这么一说,两个人之间就明显有了种暧昧的意味。李爱工趁势坐在她身边,柔声问,想我了吗?方静文说,想,想你个石头!李爱工一笑,我倒是想你的,可想不到呀。两人逗了阵嘴,气氛自然多了。方静文把遇到的事说了一遍,李爱工听完哈哈大笑,说这么点事呀,我看你还是别当书记了。你不适合,真不适合。方静文娇嗔道,你还笑,人家都急死了。李爱工起身说,办法有两个,一个嘛,照单全收,该提的提,该换的换,山区的调川区,川区的挪县上,那么多位子,还怕摆不下几个送礼的?方静文说,我没见过钱呀?李爱工说,你要真廉洁,就开个大会,把礼物全摆主席台上,谁的谁来领,不领的充公,这样一做保证你是廉政英雄。
方静文问能行得通吗?
正说着,门开了,进来一位20多岁的靓女。她可真靓呀,别说在小县城,就是放到市里也能一下把人的眼睛点亮。她一进来,就如同走进无人之地,居然跟方静文连声招呼也不打,就径直走近李爱工,问,中午去哪儿吃饭?这声音一下激起方静文的回忆,原来是跟她在一起啊!
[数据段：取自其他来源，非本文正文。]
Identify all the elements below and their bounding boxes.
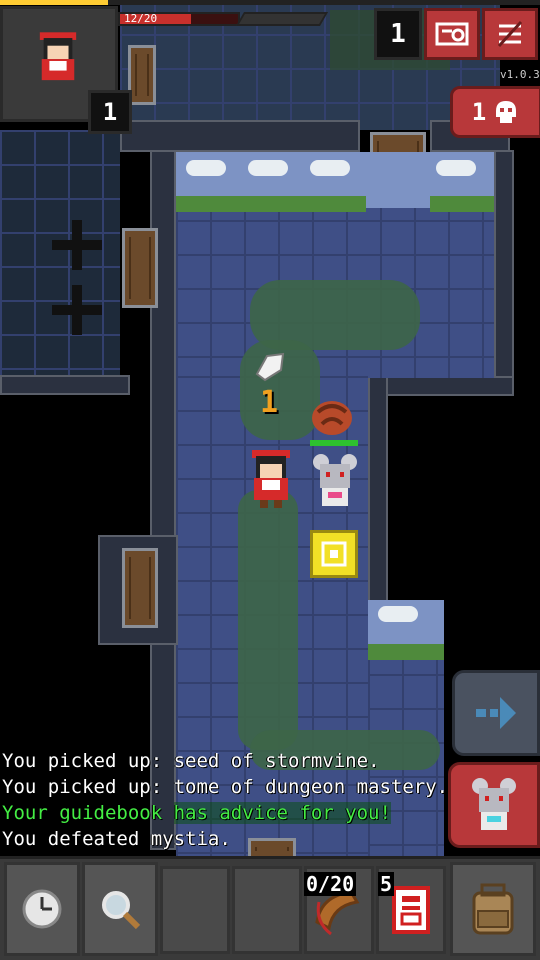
door-top-left[interactable] [128, 45, 156, 105]
moss-patch [238, 490, 298, 750]
log-line: You defeated mystia. [2, 828, 231, 850]
quickslot-charges: 5 [378, 872, 395, 896]
cross-marker-a [52, 220, 102, 270]
wait-button[interactable] [4, 862, 80, 956]
journal-button[interactable] [424, 8, 480, 60]
room-wall-top [120, 120, 360, 152]
cross-marker-b [52, 285, 102, 335]
stormvine-plant[interactable] [308, 396, 356, 440]
level-number: 1 [102, 98, 118, 126]
mouse-enemy-icon [472, 778, 516, 830]
hp-text: 12/20 [124, 12, 158, 25]
quickslot-2[interactable] [232, 866, 302, 954]
grass-edge [430, 196, 494, 212]
room-wall-right [494, 150, 514, 390]
scroll-icon [392, 886, 430, 934]
depth-indicator: 1 [374, 8, 422, 60]
danger-indicator[interactable]: 1 [450, 86, 540, 138]
seed-item[interactable] [253, 352, 287, 382]
inventory-button[interactable] [450, 862, 536, 956]
log-line-advice: Your guidebook has advice for you! [2, 800, 391, 826]
cloud [248, 160, 288, 176]
grass-edge [368, 644, 444, 660]
game-screen: { "hud": { "hp_text": "12/20", "hp_fract… [0, 0, 540, 960]
item-count-label: 1 [260, 385, 279, 420]
menu-icon [497, 20, 523, 48]
attack-target-button[interactable] [448, 762, 540, 848]
magnifier-icon [102, 891, 141, 930]
status-bar [235, 12, 329, 26]
mouse-enemy[interactable] [312, 452, 358, 510]
log-line: You picked up: seed of stormvine. [2, 750, 380, 772]
door-left-lower[interactable] [122, 548, 158, 628]
level-badge: 1 [88, 90, 132, 134]
depth-number: 1 [390, 19, 406, 49]
cloud [436, 160, 476, 176]
quickslot-1[interactable] [160, 866, 230, 954]
enemy-health-bar [310, 440, 358, 446]
resume-button[interactable] [452, 670, 540, 756]
backpack-icon [472, 883, 514, 935]
menu-button[interactable] [482, 8, 538, 60]
cloud [310, 160, 350, 176]
log-line: You picked up: tome of dungeon mastery. [2, 776, 449, 798]
search-button[interactable] [82, 862, 158, 956]
journal-icon [435, 22, 469, 46]
log-advice-link[interactable]: has advice for you! [173, 802, 391, 824]
arrow-right-icon [476, 697, 516, 729]
door-left-upper[interactable] [122, 228, 158, 308]
quickslot-counter: 0/20 [304, 872, 357, 896]
player-hero[interactable] [248, 450, 294, 510]
grass-edge [176, 196, 366, 212]
trap-tile[interactable] [310, 530, 358, 578]
danger-count: 1 [471, 98, 487, 126]
left-room-wall [0, 375, 130, 395]
room-wall-inner [368, 376, 514, 396]
exp-bar-track [0, 0, 540, 5]
version-label: v1.0.3 [500, 68, 540, 81]
cloud [186, 160, 226, 176]
room-wall-inner-v [368, 376, 388, 606]
exp-bar-fill [0, 0, 108, 5]
hero-portrait[interactable] [36, 32, 80, 90]
skull-icon [496, 101, 517, 123]
log-advice-text: Your guidebook [2, 802, 174, 824]
clock-icon [22, 889, 62, 929]
cloud [378, 606, 418, 622]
女人不比男人,男人的优越感在于权势,在于地位,女人却只在乎年轻,在乎美貌。方静文一看到这个青春四射的女人,立马就觉得自己短了,觉得没信心了。靓女却不管这些,她旁若无人地凑近李爱工的脸,说,中午我穿哪套裙子?昨天那套我姐说有点老气,要不你现在陪我去买。李爱工往后趔了趔,说我这有客人,你先出去好吗?
不嘛。靓女撒了一个非常优美的娇,几乎将整个身子贴到李爱工身上。
方静文坐不住了。她还能继续坐下去吗?她起身告辞,李爱工尴尬地挽留了几声,还是将她送出了门。
方静文觉得自己真是贱,贱完了!贱死了!她砰地关上车门,冲司机狠狠道,开车!
李爱工一回屋,就拉下脸说,你也太过分了。靓女说,你不会是看上这位徐娘了吧?李爱工喝住她,说你马上走,走得越远越好,以后再也不许踏进这门!
方静文的心情坏透了,她走到哪儿,火发到哪儿。县委大院的人不知是谁给“老板娘”吃了炸药,吓得全都不敢抬头。方静文最后不由自主地走进县委办,见林一飞的位子空着,火更大了,质问道,林主任呢?秘书小钟忙说,他父亲病了,在医院里。方静文居然说,父亲病了就不用上班吗?说完她立马觉得不对劲,又发火道,你们就不知道去帮个忙,他一个人能顾过来吗?!秘书小钟点头说是。方静文这才回到自己的办公室,她坐了几分钟,才想起该去医院看看林一飞的父亲。